Because S-adenosylmethionine promotes synthesis of hepatic glutathione in chronic liver disease and is well tolerated in man, we investigated its use as an antidote to acetaminophen hepatotoxicity in two mouse models. In C57B16 mice, deaths were abolished by S-adenosylmethionine given within 1 hr of 3.3 mmol/kg body wt acetaminophen (0 of 32 vs. 13 of 49, p < 0.005) and reduced if given 2 to 5 hours after acetaminophen administration (4 of 42 vs. 13 of 49, p < 0.01). Mixed disulfate/tosylate salt of S-adenosylmethionine abolished mortality in C3H mice given 2 mmol/kg body wt acetaminophen (0 of 24 vs. 4 of 18; p < 0.05).
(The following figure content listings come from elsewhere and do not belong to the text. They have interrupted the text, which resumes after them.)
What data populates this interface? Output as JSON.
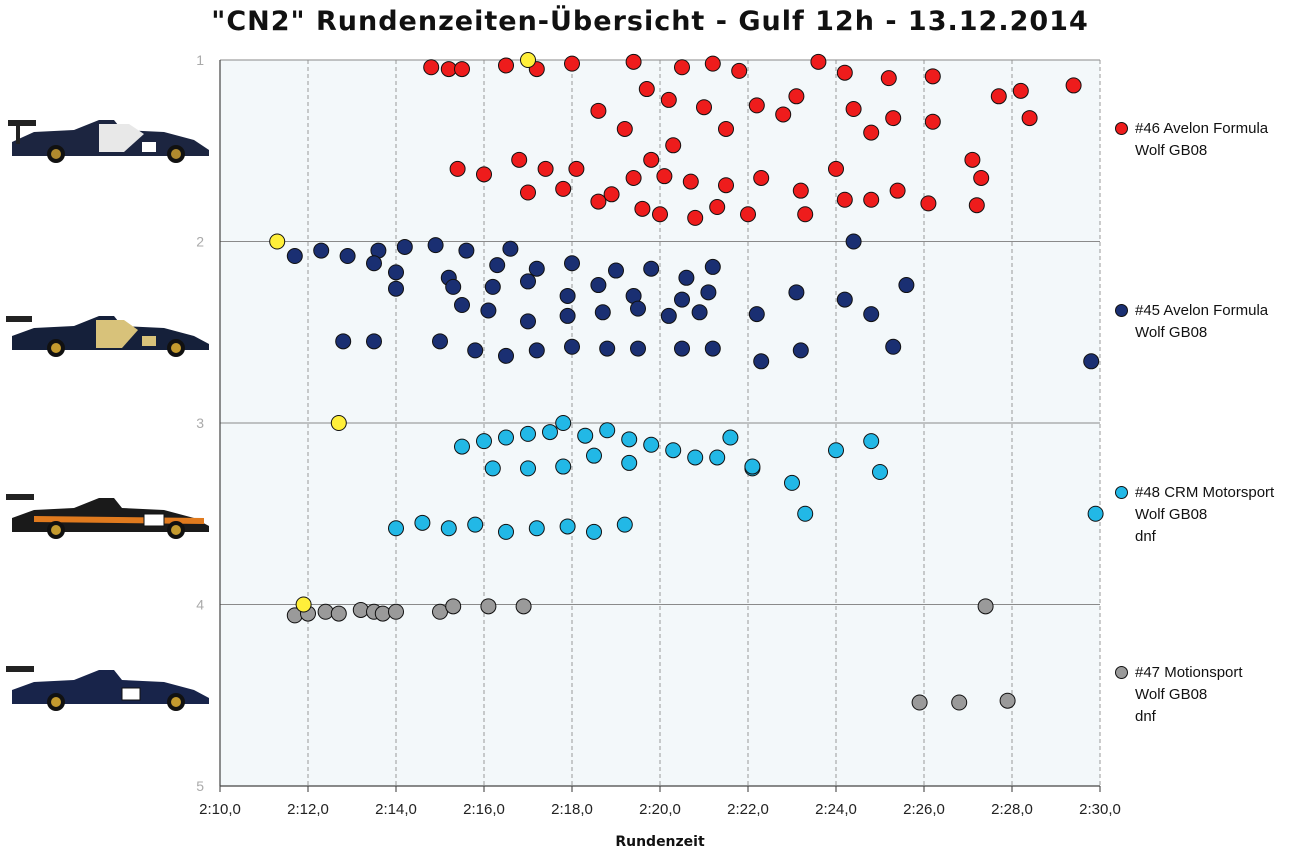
{
  "chart_data": {
    "type": "scatter",
    "title": "\"CN2\" Rundenzeiten-Übersicht - Gulf 12h - 13.12.2014",
    "xlabel": "Rundenzeit",
    "ylabel": "",
    "xlim": [
      130,
      150
    ],
    "ylim": [
      5,
      1
    ],
    "x_ticks": [
      130,
      132,
      134,
      136,
      138,
      140,
      142,
      144,
      146,
      148,
      150
    ],
    "x_tick_labels": [
      "2:10,0",
      "2:12,0",
      "2:14,0",
      "2:16,0",
      "2:18,0",
      "2:20,0",
      "2:22,0",
      "2:24,0",
      "2:26,0",
      "2:28,0",
      "2:30,0"
    ],
    "y_ticks": [
      1,
      2,
      3,
      4,
      5
    ],
    "y_tick_labels": [
      "1",
      "2",
      "3",
      "4",
      "5"
    ],
    "grid": "vertical dashed, horizontal solid",
    "legend_position": "right",
    "series": [
      {
        "name": "#46 Avelon Formula Wolf GB08",
        "legend_lines": [
          "#46 Avelon Formula",
          "Wolf GB08"
        ],
        "color": "#ee1c1c",
        "points": [
          [
            134.8,
            1.04
          ],
          [
            135.2,
            1.05
          ],
          [
            135.5,
            1.05
          ],
          [
            136.5,
            1.03
          ],
          [
            137.2,
            1.05
          ],
          [
            138.0,
            1.02
          ],
          [
            139.4,
            1.01
          ],
          [
            140.5,
            1.04
          ],
          [
            141.2,
            1.02
          ],
          [
            141.8,
            1.06
          ],
          [
            143.6,
            1.01
          ],
          [
            144.2,
            1.07
          ],
          [
            145.2,
            1.1
          ],
          [
            146.2,
            1.09
          ],
          [
            149.4,
            1.14
          ],
          [
            148.2,
            1.17
          ],
          [
            147.7,
            1.2
          ],
          [
            148.4,
            1.32
          ],
          [
            146.2,
            1.34
          ],
          [
            145.3,
            1.32
          ],
          [
            144.4,
            1.27
          ],
          [
            144.8,
            1.4
          ],
          [
            142.8,
            1.3
          ],
          [
            141.5,
            1.38
          ],
          [
            140.2,
            1.22
          ],
          [
            139.2,
            1.38
          ],
          [
            138.6,
            1.28
          ],
          [
            139.7,
            1.16
          ],
          [
            141.0,
            1.26
          ],
          [
            142.2,
            1.25
          ],
          [
            143.1,
            1.2
          ],
          [
            140.3,
            1.47
          ],
          [
            139.8,
            1.55
          ],
          [
            138.1,
            1.6
          ],
          [
            137.4,
            1.6
          ],
          [
            136.8,
            1.55
          ],
          [
            136.0,
            1.63
          ],
          [
            135.4,
            1.6
          ],
          [
            137.0,
            1.73
          ],
          [
            137.8,
            1.71
          ],
          [
            138.6,
            1.78
          ],
          [
            139.4,
            1.65
          ],
          [
            140.1,
            1.64
          ],
          [
            140.7,
            1.67
          ],
          [
            141.5,
            1.69
          ],
          [
            142.3,
            1.65
          ],
          [
            143.2,
            1.72
          ],
          [
            144.0,
            1.6
          ],
          [
            144.8,
            1.77
          ],
          [
            145.4,
            1.72
          ],
          [
            146.1,
            1.79
          ],
          [
            147.1,
            1.55
          ],
          [
            147.2,
            1.8
          ],
          [
            147.3,
            1.65
          ],
          [
            140.0,
            1.85
          ],
          [
            140.8,
            1.87
          ],
          [
            142.0,
            1.85
          ],
          [
            143.3,
            1.85
          ],
          [
            144.2,
            1.77
          ],
          [
            141.3,
            1.81
          ],
          [
            139.6,
            1.82
          ],
          [
            138.9,
            1.74
          ]
        ]
      },
      {
        "name": "#45 Avelon Formula Wolf GB08",
        "legend_lines": [
          "#45 Avelon Formula",
          "Wolf GB08"
        ],
        "color": "#1a2f72",
        "points": [
          [
            131.7,
            2.08
          ],
          [
            132.3,
            2.05
          ],
          [
            132.9,
            2.08
          ],
          [
            133.6,
            2.05
          ],
          [
            134.2,
            2.03
          ],
          [
            134.9,
            2.02
          ],
          [
            135.6,
            2.05
          ],
          [
            136.6,
            2.04
          ],
          [
            133.5,
            2.12
          ],
          [
            134.0,
            2.17
          ],
          [
            135.2,
            2.2
          ],
          [
            136.3,
            2.13
          ],
          [
            137.2,
            2.15
          ],
          [
            138.0,
            2.12
          ],
          [
            139.0,
            2.16
          ],
          [
            139.8,
            2.15
          ],
          [
            140.6,
            2.2
          ],
          [
            141.2,
            2.14
          ],
          [
            134.0,
            2.26
          ],
          [
            135.3,
            2.25
          ],
          [
            136.2,
            2.25
          ],
          [
            137.0,
            2.22
          ],
          [
            137.9,
            2.3
          ],
          [
            138.6,
            2.24
          ],
          [
            139.4,
            2.3
          ],
          [
            140.5,
            2.32
          ],
          [
            141.1,
            2.28
          ],
          [
            142.2,
            2.4
          ],
          [
            143.1,
            2.28
          ],
          [
            144.2,
            2.32
          ],
          [
            145.6,
            2.24
          ],
          [
            144.8,
            2.4
          ],
          [
            135.5,
            2.35
          ],
          [
            136.1,
            2.38
          ],
          [
            137.0,
            2.44
          ],
          [
            137.9,
            2.41
          ],
          [
            138.7,
            2.39
          ],
          [
            139.5,
            2.37
          ],
          [
            140.2,
            2.41
          ],
          [
            140.9,
            2.39
          ],
          [
            132.8,
            2.55
          ],
          [
            133.5,
            2.55
          ],
          [
            135.0,
            2.55
          ],
          [
            135.8,
            2.6
          ],
          [
            136.5,
            2.63
          ],
          [
            137.2,
            2.6
          ],
          [
            138.0,
            2.58
          ],
          [
            138.8,
            2.59
          ],
          [
            139.5,
            2.59
          ],
          [
            140.5,
            2.59
          ],
          [
            141.2,
            2.59
          ],
          [
            142.3,
            2.66
          ],
          [
            143.2,
            2.6
          ],
          [
            145.3,
            2.58
          ],
          [
            149.8,
            2.66
          ],
          [
            144.4,
            2.0
          ]
        ]
      },
      {
        "name": "#48 CRM Motorsport Wolf GB08 dnf",
        "legend_lines": [
          "#48 CRM Motorsport",
          "Wolf GB08",
          "dnf"
        ],
        "color": "#22b8e6",
        "points": [
          [
            135.5,
            3.13
          ],
          [
            136.0,
            3.1
          ],
          [
            136.5,
            3.08
          ],
          [
            137.0,
            3.06
          ],
          [
            137.5,
            3.05
          ],
          [
            137.8,
            3.0
          ],
          [
            138.3,
            3.07
          ],
          [
            138.8,
            3.04
          ],
          [
            139.3,
            3.09
          ],
          [
            139.8,
            3.12
          ],
          [
            140.3,
            3.15
          ],
          [
            140.8,
            3.19
          ],
          [
            141.3,
            3.19
          ],
          [
            141.6,
            3.08
          ],
          [
            142.1,
            3.25
          ],
          [
            143.0,
            3.33
          ],
          [
            144.0,
            3.15
          ],
          [
            144.8,
            3.1
          ],
          [
            145.0,
            3.27
          ],
          [
            136.2,
            3.25
          ],
          [
            137.0,
            3.25
          ],
          [
            137.8,
            3.24
          ],
          [
            138.5,
            3.18
          ],
          [
            139.3,
            3.22
          ],
          [
            134.0,
            3.58
          ],
          [
            134.6,
            3.55
          ],
          [
            135.2,
            3.58
          ],
          [
            135.8,
            3.56
          ],
          [
            136.5,
            3.6
          ],
          [
            137.2,
            3.58
          ],
          [
            137.9,
            3.57
          ],
          [
            138.5,
            3.6
          ],
          [
            139.2,
            3.56
          ],
          [
            143.3,
            3.5
          ],
          [
            149.9,
            3.5
          ],
          [
            142.1,
            3.24
          ]
        ]
      },
      {
        "name": "#47 Motionsport Wolf GB08 dnf",
        "legend_lines": [
          "#47 Motionsport",
          "Wolf GB08",
          "dnf"
        ],
        "color": "#9a9a9a",
        "points": [
          [
            131.7,
            4.06
          ],
          [
            132.0,
            4.05
          ],
          [
            132.4,
            4.04
          ],
          [
            132.7,
            4.05
          ],
          [
            133.2,
            4.03
          ],
          [
            133.5,
            4.04
          ],
          [
            133.7,
            4.05
          ],
          [
            134.0,
            4.04
          ],
          [
            135.0,
            4.04
          ],
          [
            135.3,
            4.01
          ],
          [
            136.1,
            4.01
          ],
          [
            136.9,
            4.01
          ],
          [
            147.4,
            4.01
          ],
          [
            145.9,
            4.54
          ],
          [
            146.8,
            4.54
          ],
          [
            147.9,
            4.53
          ]
        ]
      }
    ],
    "highlight_points": {
      "color": "#ffef3a",
      "points": [
        [
          137.0,
          1.0
        ],
        [
          131.3,
          2.0
        ],
        [
          132.7,
          3.0
        ],
        [
          131.9,
          4.0
        ]
      ]
    }
  },
  "images": {
    "car_46": "car-46-image",
    "car_45": "car-45-image",
    "car_48": "car-48-image",
    "car_47": "car-47-image"
  }
}
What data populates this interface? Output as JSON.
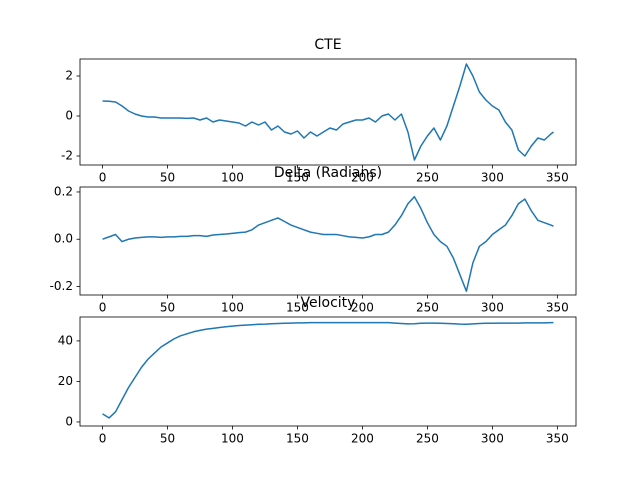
{
  "chart_data": [
    {
      "type": "line",
      "title": "CTE",
      "x": [
        0,
        5,
        10,
        15,
        20,
        25,
        30,
        35,
        40,
        45,
        50,
        55,
        60,
        65,
        70,
        75,
        80,
        85,
        90,
        95,
        100,
        105,
        110,
        115,
        120,
        125,
        130,
        135,
        140,
        145,
        150,
        155,
        160,
        165,
        170,
        175,
        180,
        185,
        190,
        195,
        200,
        205,
        210,
        215,
        220,
        225,
        230,
        235,
        240,
        245,
        250,
        255,
        260,
        265,
        270,
        275,
        280,
        285,
        290,
        295,
        300,
        305,
        310,
        315,
        320,
        325,
        330,
        335,
        340,
        345,
        347
      ],
      "values": [
        0.75,
        0.74,
        0.7,
        0.5,
        0.25,
        0.1,
        0.0,
        -0.05,
        -0.05,
        -0.1,
        -0.1,
        -0.1,
        -0.1,
        -0.12,
        -0.1,
        -0.2,
        -0.1,
        -0.3,
        -0.2,
        -0.25,
        -0.3,
        -0.35,
        -0.5,
        -0.3,
        -0.45,
        -0.3,
        -0.7,
        -0.5,
        -0.8,
        -0.9,
        -0.75,
        -1.1,
        -0.8,
        -1.0,
        -0.8,
        -0.6,
        -0.7,
        -0.4,
        -0.3,
        -0.2,
        -0.2,
        -0.1,
        -0.3,
        0.0,
        0.1,
        -0.2,
        0.1,
        -0.8,
        -2.2,
        -1.5,
        -1.0,
        -0.6,
        -1.2,
        -0.5,
        0.5,
        1.5,
        2.6,
        2.0,
        1.2,
        0.8,
        0.5,
        0.3,
        -0.3,
        -0.7,
        -1.7,
        -2.0,
        -1.5,
        -1.1,
        -1.2,
        -0.9,
        -0.8
      ],
      "color": "#1f77b4",
      "xlim": [
        -17.35,
        364.35
      ],
      "xticks": [
        0,
        50,
        100,
        150,
        200,
        250,
        300,
        350
      ],
      "ylim": [
        -2.45,
        2.85
      ],
      "yticks": [
        -2,
        0,
        2
      ]
    },
    {
      "type": "line",
      "title": "Delta (Radians)",
      "x": [
        0,
        5,
        10,
        15,
        20,
        25,
        30,
        35,
        40,
        45,
        50,
        55,
        60,
        65,
        70,
        75,
        80,
        85,
        90,
        95,
        100,
        105,
        110,
        115,
        120,
        125,
        130,
        135,
        140,
        145,
        150,
        155,
        160,
        165,
        170,
        175,
        180,
        185,
        190,
        195,
        200,
        205,
        210,
        215,
        220,
        225,
        230,
        235,
        240,
        245,
        250,
        255,
        260,
        265,
        270,
        275,
        280,
        285,
        290,
        295,
        300,
        305,
        310,
        315,
        320,
        325,
        330,
        335,
        340,
        345,
        347
      ],
      "values": [
        0.0,
        0.01,
        0.02,
        -0.01,
        0.0,
        0.005,
        0.008,
        0.01,
        0.01,
        0.008,
        0.01,
        0.01,
        0.012,
        0.012,
        0.015,
        0.015,
        0.012,
        0.018,
        0.02,
        0.022,
        0.025,
        0.028,
        0.03,
        0.04,
        0.06,
        0.07,
        0.08,
        0.09,
        0.075,
        0.06,
        0.05,
        0.04,
        0.03,
        0.025,
        0.02,
        0.02,
        0.02,
        0.015,
        0.01,
        0.008,
        0.005,
        0.01,
        0.02,
        0.02,
        0.03,
        0.06,
        0.1,
        0.15,
        0.18,
        0.13,
        0.07,
        0.02,
        -0.01,
        -0.03,
        -0.08,
        -0.15,
        -0.22,
        -0.1,
        -0.03,
        -0.01,
        0.02,
        0.04,
        0.06,
        0.1,
        0.15,
        0.17,
        0.12,
        0.08,
        0.07,
        0.06,
        0.055
      ],
      "color": "#1f77b4",
      "xlim": [
        -17.35,
        364.35
      ],
      "xticks": [
        0,
        50,
        100,
        150,
        200,
        250,
        300,
        350
      ],
      "ylim": [
        -0.236,
        0.221
      ],
      "yticks": [
        -0.2,
        {
          "value": 0,
          "label": "0.0"
        },
        0.2
      ]
    },
    {
      "type": "line",
      "title": "Velocity",
      "x": [
        0,
        5,
        10,
        15,
        20,
        25,
        30,
        35,
        40,
        45,
        50,
        55,
        60,
        65,
        70,
        75,
        80,
        85,
        90,
        95,
        100,
        105,
        110,
        115,
        120,
        125,
        130,
        135,
        140,
        145,
        150,
        155,
        160,
        165,
        170,
        175,
        180,
        185,
        190,
        195,
        200,
        205,
        210,
        215,
        220,
        225,
        230,
        235,
        240,
        245,
        250,
        255,
        260,
        265,
        270,
        275,
        280,
        285,
        290,
        295,
        300,
        305,
        310,
        315,
        320,
        325,
        330,
        335,
        340,
        345,
        347
      ],
      "values": [
        4,
        2,
        5,
        11,
        17,
        22,
        27,
        31,
        34,
        37,
        39,
        41,
        42.5,
        43.5,
        44.5,
        45.2,
        45.8,
        46.2,
        46.6,
        47,
        47.3,
        47.6,
        47.8,
        48,
        48.2,
        48.3,
        48.5,
        48.6,
        48.7,
        48.8,
        48.9,
        48.9,
        49,
        49,
        49,
        49,
        49,
        49,
        49,
        49,
        49,
        49,
        49,
        49,
        49,
        48.8,
        48.6,
        48.4,
        48.5,
        48.7,
        48.8,
        48.8,
        48.7,
        48.6,
        48.5,
        48.3,
        48.2,
        48.4,
        48.6,
        48.7,
        48.7,
        48.8,
        48.8,
        48.8,
        48.8,
        48.9,
        48.9,
        48.9,
        48.9,
        49,
        49
      ],
      "color": "#1f77b4",
      "xlim": [
        -17.35,
        364.35
      ],
      "xticks": [
        0,
        50,
        100,
        150,
        200,
        250,
        300,
        350
      ],
      "ylim": [
        -2.0,
        51.8
      ],
      "yticks": [
        0,
        20,
        40
      ]
    }
  ]
}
In both mouse models, S-adenosylmethionine reduced depletion of plasma (median = 20.8 μmol/L vs. 14.6 μmol/L) and liver glutathione (198% vs. 100%; p < 0.05), liver damage and release of AST after acetaminophen administration. Pretreatment with buthionine sulfoximine, which inhibits glutathione synthesis, abolished the beneficial effect of S-adenosylmethionine on survival and plasma glutathione level. S-adenosylmethionine reduces acetaminophen hepatotoxicity by metabolism of the active moiety to glutathione. This benefit may last as long as 5 hr after acetaminophen ingestion. (Hepatology 1992;15:297-301).